Aquaculture is the collective name for the cultivation of all types of animals and plants in water. An industry that is growing in rural areas.
Over the last 60 years global aquaculture has had strong growth and global production has increased from one million tonnes per year in the 1950s to 64 million tonnes in 2011. Aquaculture is growing faster than any other food industry with an average of 8.4% per annum since 1970. If you take an average value every five years, aquaculture takes top spot of all other types of food production for every period since 1974. Over 90% of global aquaculture production (tonnes) takes place in Asia, where China is the largest producer (61.5%).
In Europe, production has not followed the same expansion in other parts of the world. Production has indeed increased, but in relation to global production, the EU accounts for about 2.5%. Production in the whole of Europe is 4.2% of world production, with Norway as the largest producer. Norwegian salmon farming has had strong growth since the 1970s and produces almost 1 million tons/year.

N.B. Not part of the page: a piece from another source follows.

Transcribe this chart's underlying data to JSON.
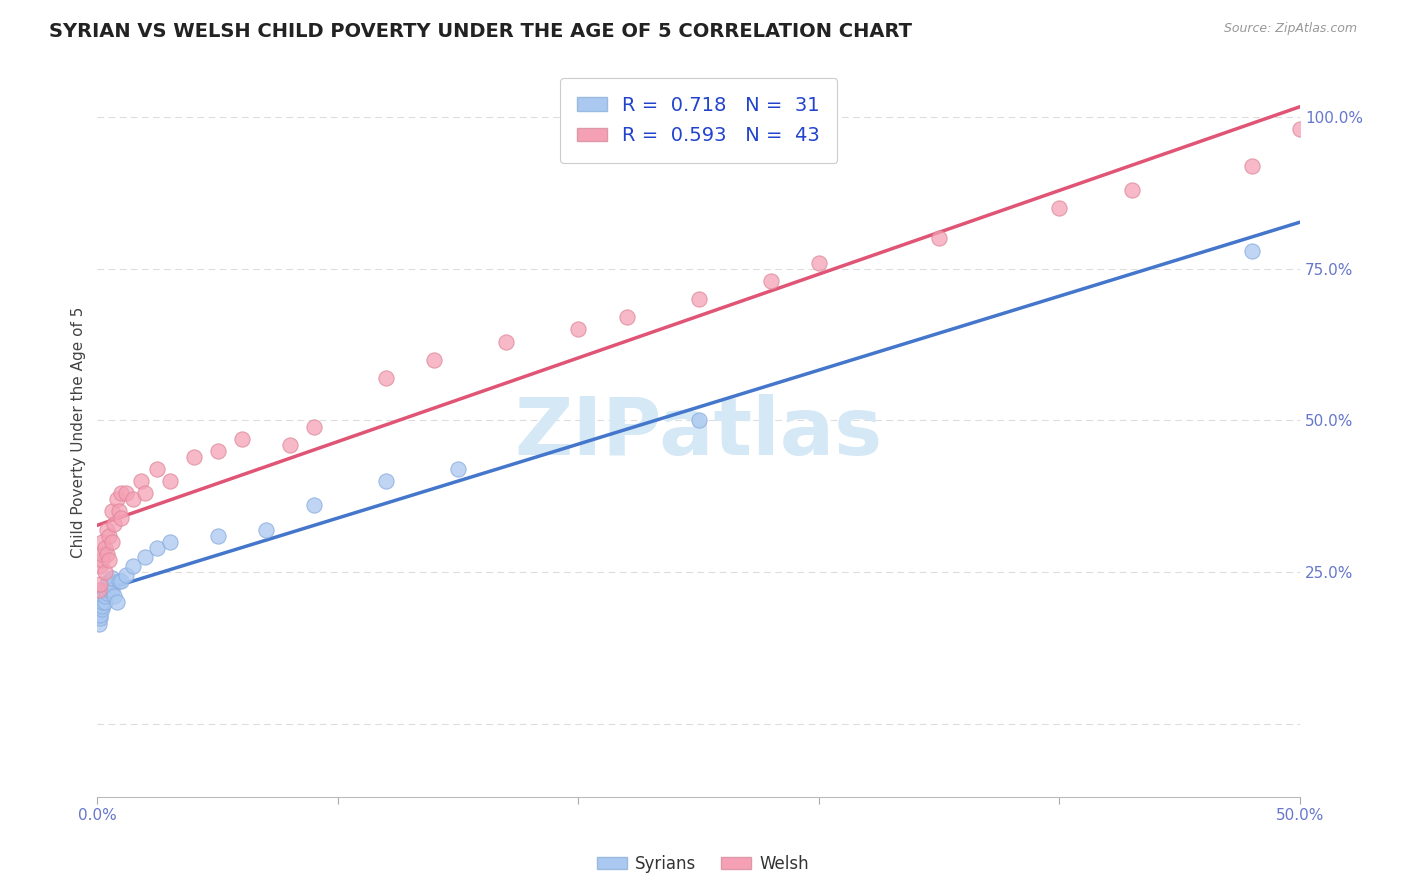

In Sweden production of farmed food fish has increased from approximately 5000 tonnes during much of the 1990s and 2000s to 12 500 tonnes in 2012. However, production decreased by 6% in 2013. Sweden also produces 1000 tonnes of fish for restocking and 1700 tonnes of mussels. The value of all production for consumption was 357 million in 2013, which is 17 million higher than the year before.

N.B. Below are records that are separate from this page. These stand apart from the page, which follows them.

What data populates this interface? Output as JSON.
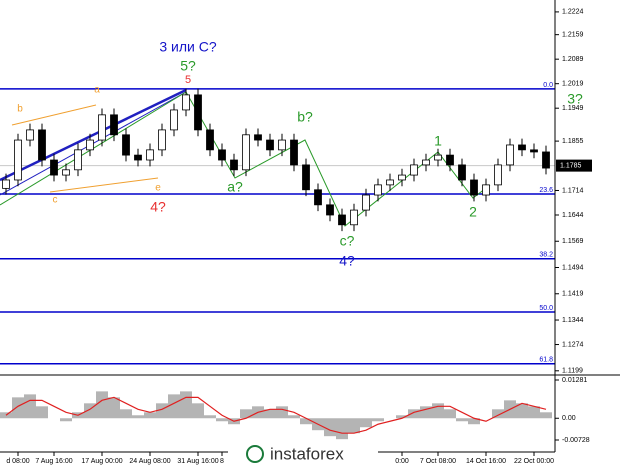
{
  "chart_data": {
    "type": "candlestick",
    "categories": [
      null,
      "d 08:00",
      null,
      null,
      "7 Aug 16:00",
      null,
      null,
      null,
      "17 Aug 00:00",
      null,
      null,
      null,
      "24 Aug 08:00",
      null,
      null,
      null,
      "31 Aug 16:00",
      null,
      "8",
      null,
      null,
      null,
      null,
      null,
      null,
      null,
      null,
      null,
      null,
      null,
      null,
      null,
      null,
      "0:00",
      null,
      null,
      "7 Oct 08:00",
      null,
      null,
      null,
      "14 Oct 16:00",
      null,
      null,
      null,
      "22 Oct 00:00",
      null
    ],
    "open": [
      1.172,
      1.1744,
      1.1858,
      1.1887,
      1.1801,
      1.1758,
      1.1773,
      1.183,
      1.1858,
      1.193,
      1.1873,
      1.1815,
      1.1801,
      1.183,
      1.1887,
      1.1944,
      1.1987,
      1.1887,
      1.183,
      1.1801,
      1.1773,
      1.1873,
      1.1858,
      1.183,
      1.1858,
      1.1787,
      1.1716,
      1.1673,
      1.1644,
      1.1616,
      1.1658,
      1.1701,
      1.173,
      1.1744,
      1.1758,
      1.1787,
      1.1801,
      1.1815,
      1.1787,
      1.1744,
      1.1701,
      1.173,
      1.1787,
      1.1844,
      1.183,
      1.1824
    ],
    "high": [
      1.1762,
      1.1876,
      1.1905,
      1.1905,
      1.1819,
      1.1791,
      1.1848,
      1.1876,
      1.1948,
      1.1948,
      1.1891,
      1.1833,
      1.1848,
      1.1905,
      1.1962,
      1.2005,
      1.2005,
      1.1905,
      1.1848,
      1.1819,
      1.1891,
      1.1891,
      1.1876,
      1.1876,
      1.1876,
      1.1805,
      1.1734,
      1.1691,
      1.1662,
      1.1676,
      1.1719,
      1.1748,
      1.1762,
      1.1776,
      1.1805,
      1.1819,
      1.1833,
      1.1833,
      1.1805,
      1.1762,
      1.1748,
      1.1805,
      1.1862,
      1.1862,
      1.1848,
      1.1842
    ],
    "low": [
      1.1702,
      1.1726,
      1.184,
      1.1783,
      1.174,
      1.174,
      1.1755,
      1.1812,
      1.184,
      1.1855,
      1.1797,
      1.1783,
      1.1783,
      1.1812,
      1.1869,
      1.1926,
      1.1869,
      1.1812,
      1.1783,
      1.1755,
      1.1755,
      1.184,
      1.1812,
      1.1812,
      1.1769,
      1.1698,
      1.1655,
      1.1626,
      1.1598,
      1.1598,
      1.164,
      1.1683,
      1.1712,
      1.1726,
      1.174,
      1.1769,
      1.1783,
      1.1769,
      1.1726,
      1.1683,
      1.1683,
      1.1712,
      1.1769,
      1.1812,
      1.1806,
      1.176
    ],
    "close": [
      1.1744,
      1.1858,
      1.1887,
      1.1801,
      1.1758,
      1.1773,
      1.183,
      1.1858,
      1.193,
      1.1873,
      1.1815,
      1.1801,
      1.183,
      1.1887,
      1.1944,
      1.1987,
      1.1887,
      1.183,
      1.1801,
      1.1773,
      1.1873,
      1.1858,
      1.183,
      1.1858,
      1.1787,
      1.1716,
      1.1673,
      1.1644,
      1.1616,
      1.1658,
      1.1701,
      1.173,
      1.1744,
      1.1758,
      1.1787,
      1.1801,
      1.1815,
      1.1787,
      1.1744,
      1.1701,
      1.173,
      1.1787,
      1.1844,
      1.183,
      1.1824,
      1.1778
    ],
    "up_color": "#ffffff",
    "down_color": "#000000",
    "ylim": [
      1.1187,
      1.2258
    ],
    "yticks": [
      1.2224,
      1.2159,
      1.2089,
      1.2019,
      1.1949,
      1.1855,
      1.1714,
      1.1644,
      1.1569,
      1.1494,
      1.1419,
      1.1344,
      1.1274,
      1.1199
    ],
    "current_price": 1.1785,
    "level_color": "#0000cc",
    "levels": [
      {
        "value": 1.2004,
        "label": "0.0"
      },
      {
        "value": 1.1704,
        "label": "23.6"
      },
      {
        "value": 1.1519,
        "label": "38.2"
      },
      {
        "value": 1.1367,
        "label": "50.0"
      },
      {
        "value": 1.1219,
        "label": "61.8"
      }
    ],
    "annotations": [
      "3 или C?",
      "5?",
      "5",
      "b",
      "a",
      "c",
      "e",
      "4?",
      "a?",
      "b?",
      "c?",
      "4?",
      "1",
      "2",
      "3?"
    ],
    "watermark": "instaforex",
    "indicator": {
      "ylim": [
        -0.00728,
        0.01281
      ],
      "yticks": [
        0.01281,
        {
          "value": 0,
          "label": "0.00"
        },
        -0.00728
      ],
      "histogram_color": "#b4b4b4",
      "signal_color": "#e02020",
      "histogram": [
        0.002,
        0.007,
        0.008,
        0.004,
        0.0,
        -0.001,
        0.002,
        0.005,
        0.009,
        0.007,
        0.003,
        0.001,
        0.002,
        0.005,
        0.008,
        0.009,
        0.005,
        0.001,
        -0.001,
        -0.002,
        0.003,
        0.004,
        0.003,
        0.004,
        0.001,
        -0.002,
        -0.004,
        -0.006,
        -0.007,
        -0.005,
        -0.003,
        -0.001,
        0.0,
        0.001,
        0.003,
        0.004,
        0.005,
        0.003,
        -0.001,
        -0.002,
        0.0,
        0.003,
        0.006,
        0.005,
        0.004,
        0.002
      ],
      "signal": [
        0.001,
        0.004,
        0.006,
        0.006,
        0.004,
        0.002,
        0.001,
        0.003,
        0.006,
        0.007,
        0.005,
        0.003,
        0.002,
        0.003,
        0.005,
        0.007,
        0.007,
        0.004,
        0.001,
        -0.001,
        0.0,
        0.002,
        0.003,
        0.003,
        0.002,
        0.0,
        -0.002,
        -0.004,
        -0.005,
        -0.005,
        -0.004,
        -0.002,
        -0.001,
        0.0,
        0.002,
        0.003,
        0.004,
        0.004,
        0.002,
        0.0,
        -0.001,
        0.001,
        0.003,
        0.005,
        0.004,
        0.003
      ]
    }
  }
}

Swedish fish farming is dominated by rainbow trout (84%), but the production of Arctic charr has increased in recent years. Worldwide, more than 300 different species are grown commercially, and there is a growing interest in aquaculture in Sweden to cultivate other fish species than salmonids. In Eastern Sweden, focus has mainly been focused on turbot, pike-perch and perch but also tropical species such as tilapia, catfish and giant prawns. In Western Sweden, marine species such as wolffish and lobster have been identified as potential aquaculture species. With new production systems, the choice of fish species is no longer limited by natural conditions to the same degree as in open systems.